The most recent skirmish was fought only last week, and the next will come next week, unless, of course, another pops up before this week ends, and don't bet the house--not to mention the framed lithograph of Thomas J. "Stonewall" Jackson--against it, because skirmishes fly faster than grapeshot at Manassas. Just when you think it's safe to unearth the family silver from its hiding place under the spreading magnolia, along comes someone with a chip on his shoulder bigger than Sherman's whole army, and before you know it--bang!--the Blue and the Gray are at it again.
Take last week in--where else?--Richmond. The capital of the Old Dominion and erstwhile capital of the Confederacy can always find something to squabble about where the loose ends of the Woh are concerned, and last week was no exception. Only in Richmond could a perfectly innocent development project erupt into Third Bull Run, which is what happened when the people in charge of something called Canal Walk--"a recreational and commercial project intended," according to a report in this newspaper, "to revitalize [Richmond's] long-neglected riverfront"--made the mistake of trying to pretty up the undertaking with a bit of local history.
History, in Richmond as everywhere else in Ol' Virginny, is dynamite. Say "history" in any other U.S. city or state and people either fall instantly asleep or dream of Disney World, but say it in Virginia and people start shooting. That's what happened when Canal Walk's developers decided to put up portraits of a bunch of celebrated Virginians along a flood wall beside the James River. You can't hardly do that in Virginia unless you include Robert E. Lee, so that's just what Canal Walk did, pasting him up alongside the likes of Edgar Allan Poe and Bill "Bojangles" Robinson.
The paste had barely dried before Sa'ad El-Amin, a member of the City Council, went ballistic. He threatened to organize a boycott by blacks of Canal Walk because it had no business honoring Lee, who he said was no better than a Nazi. If this immediately reminds you of white segregationists who used to go around shouting that Martin Luther King Jr. was no better than a communist--in fact almost certainly was a communist--well, you're right, but when it comes to fighting this never-ending war, truth is always the first casualty.
One need be neither a racist nor a Lost Cause sentimentalist to understand that Lee was a principled and honorable man who deserves the respect of history, if not the adulation accorded him by the Sons and Daughters of the Confederacy, who launched themselves into the ionosphere the instant they heard about El-Amin's heresy.

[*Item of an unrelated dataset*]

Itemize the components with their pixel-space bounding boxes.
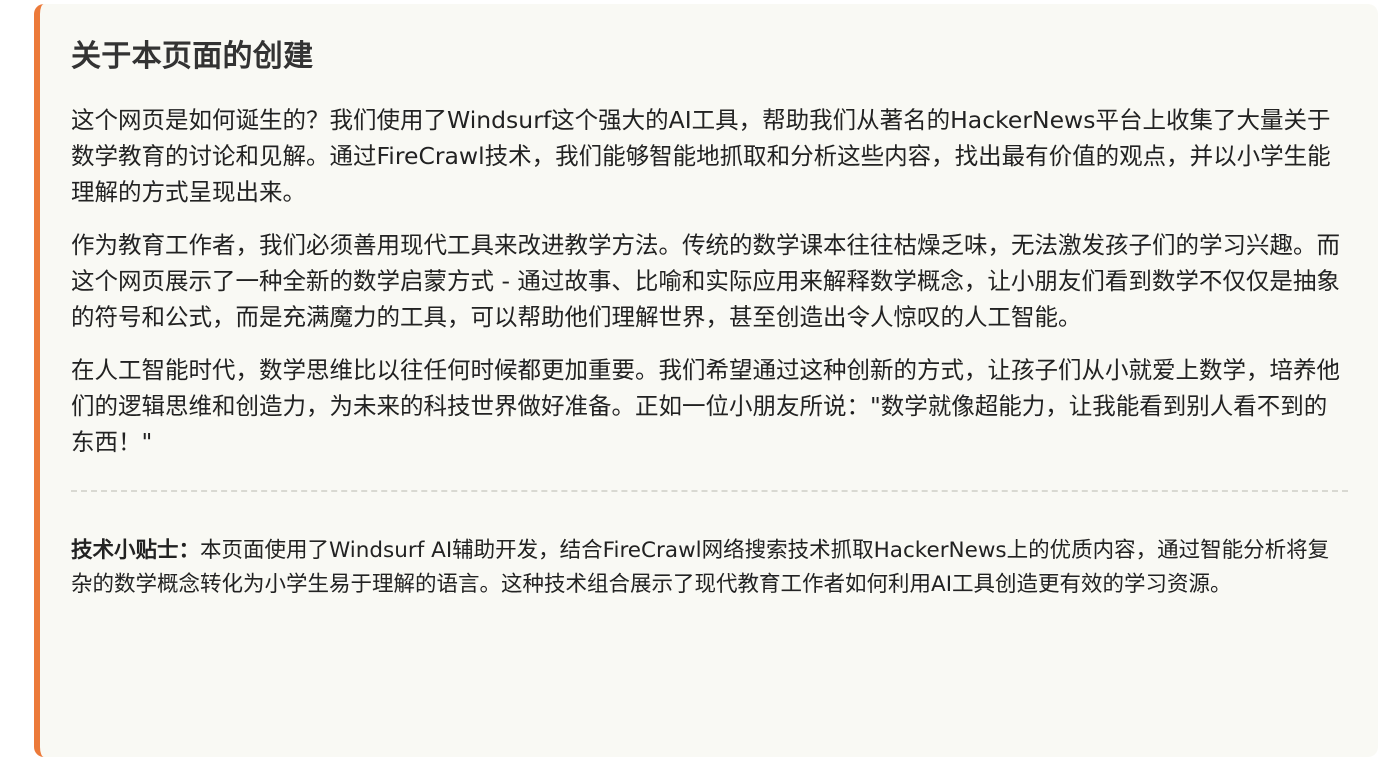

The commander of the Virginia chapter of the Sons of the Confederate Veterans, Robert W. Barbour, called the removal of the portrait "desecration" and said that Lee is "a hero of all Virginians," which is every bit as ludicrous as what El-Amin said, and which suggests that the two have more in common than either could ever admit.
No doubt they'll be taking potshots at each other in the newspapers and the evening news until kingdom come, but what I say is that they should settle matters in the here and now. They should hustle up I-95 to Fredericksburg, hang a left onto State Highway 3, and make their way to Brandy Station, where each should pitch camp on his own side of the Great Divide. That's because in Brandy Station on June 18, 19 and 20, according to an advertisement in last week's Weekend section of The Post, will be staged "The Largest Clash of the Blue & Gray in Virginia since the Civil War!" It is going to be "Perfect for Father's Day!" and it will go on "ALL WEEKEND" and it will offer not merely thousands of Civil War reenactors but also--to name only a few--"Antique Merchandise & Collectibles," "Book Signings," "Candlelight Tours of Battlefield & Camps!" and, best of all, "Authentic Civil War Wedding."
Somehow one doubts that the parties to the wedding will be Sa'ad El-Amin and Robert W. Barbour. However devoutly one might pray for a reconciliation between them, an embrace that would mark the last shot, once and for all, in this interminable conflict, that's never going to happen. So just give each man a rifle--yes, it's fake ammo, but the dramatic effect should still be delightful--and let them duke it out. It would be a far more amusing show than the one staged by the "reenactors," those thousands of cases of arrested development playing at Civil War in their authentic blue and gray uniforms and their authentic tents and caissons and their authentic ghastly battlefield food, not to mention their authentic fake blood.
If we're going to fight the Civil War all over again, let's fight. Who needs a bunch of silly reenactors with their silly women's auxiliaries when we've got, in El-Amin and Barbour, the real thing? Me, I'd planned to be in West Virginia that weekend, but if those two guys show up, I want a seat in the front row.